The dining room was set up with a hospital bed, oxygen generator and suctioning equipment. The sheets, pads, towels and gloves were on the side table. His favorite music was loaded into the ipod. In the last month of his life, my father said two coherent sentences. He told my sister “Let me go.” He said to me “Bring me home.” So I did. He had been in assisted living exactly four years and on April 15, 2008 he came home to die. In those last ten days I took care of the man who had fathered me, loved me, encouraged me, argued with me and cherished me for 57 years. I did things for him that a daughter does not normally do for a father…..I bathed him, changed him, turned and positioned him, keeping him comfortable in those last days. I told him that I loved him, that he was a wonderful father and that it was ok to go. I promised him that I would take care of my sister and mother for him and that the family would be fine. On Friday, April 25th the room was thick with the energy of those who had loved my father and had passed on. We could feel and sense their presence as they waited to greet him with open arms. As this gentle man struggled to take his last breaths, the nurse in me listened with the stethoscope as his heart stopped beating. At 2:20 in the afternoon my father passed as my sister cried “don’t go” and I whispered “it’s ok. Go with the angels….go to the light”.

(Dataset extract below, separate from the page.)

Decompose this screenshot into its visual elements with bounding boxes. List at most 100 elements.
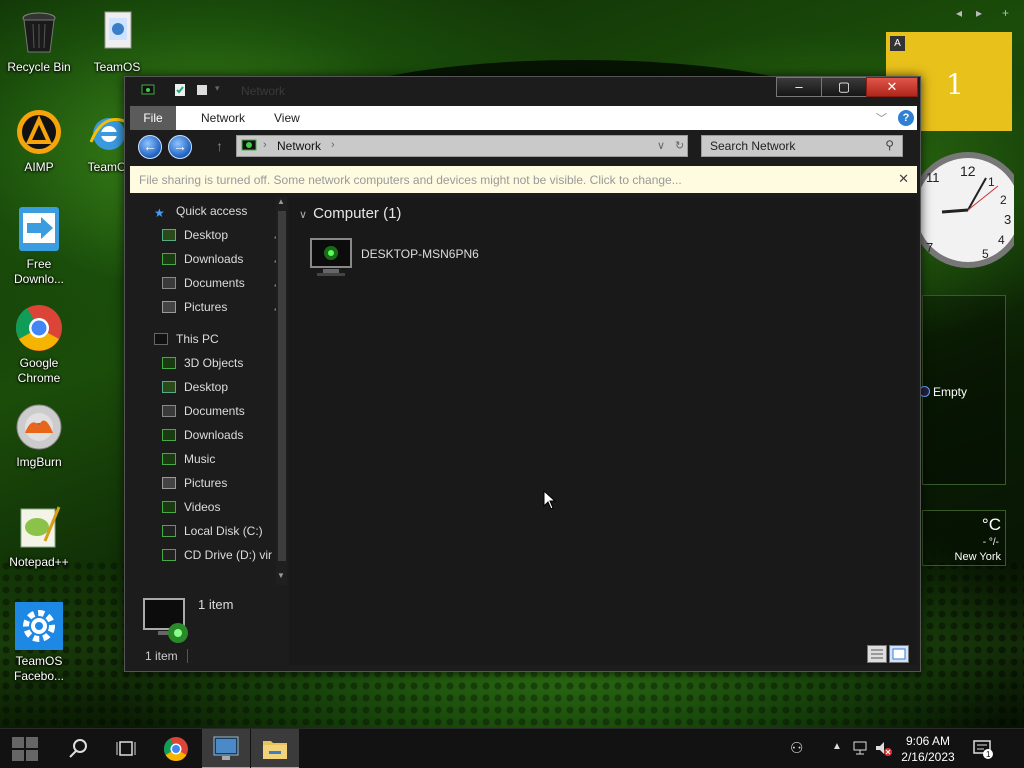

On July 18th, as her great granddaughter was being born, she fell or perhaps passed out and hit her head. That head injury precipitated a series of events in a downward spiral that would last until November. She left the hospital in early August and went into a nursing facility for rehab. The fall had taken its toll on her and she could no longer walk due to her fear of falling again. On August 16th I took her in a wheelchair to see her granddaughter get married but we had to leave the church because she started to have seizures, a result of head trauma. That summer she decided that she did not want to live with her body failing. With a sound mind, she stopped eating. I watched helplessly as she gradually went down to 70lbs. She missed him and after being together for 70 years, she wanted to be with him again. In the evening on November 19th, my sister and I visited my mother for the last time. She was seeing angels and we said to her “go with them”. She replied “No, I am waiting for your father to come get me”. We left that evening because she did not want us to stay. As we were leaving she said “goodbye girls” and I knew my mother would be gone by morning. She passed at 5am on November 20th and I have to believe that my father came for her.

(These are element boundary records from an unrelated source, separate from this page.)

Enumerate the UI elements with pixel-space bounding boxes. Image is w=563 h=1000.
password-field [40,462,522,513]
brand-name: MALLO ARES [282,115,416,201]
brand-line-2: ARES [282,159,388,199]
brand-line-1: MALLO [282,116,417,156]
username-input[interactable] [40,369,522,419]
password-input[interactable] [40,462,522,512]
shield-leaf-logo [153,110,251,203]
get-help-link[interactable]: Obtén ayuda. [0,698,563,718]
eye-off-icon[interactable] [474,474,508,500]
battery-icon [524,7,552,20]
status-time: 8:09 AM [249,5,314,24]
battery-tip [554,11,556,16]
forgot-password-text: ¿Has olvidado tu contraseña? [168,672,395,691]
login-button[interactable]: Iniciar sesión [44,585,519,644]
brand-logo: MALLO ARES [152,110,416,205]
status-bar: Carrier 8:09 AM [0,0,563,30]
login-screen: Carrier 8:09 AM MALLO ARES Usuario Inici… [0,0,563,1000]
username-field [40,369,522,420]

There is no greater bond than that between parent and child even when that child is 59 years old. I miss them terribly and even though I can feel them around me and hear their voices in my head, it is still not the same as having them here in physical form. My grief is no different from other children who have lost their parents. I do know, with every fiber of my being, that when it is my time to go, they will be waiting for me with open arms.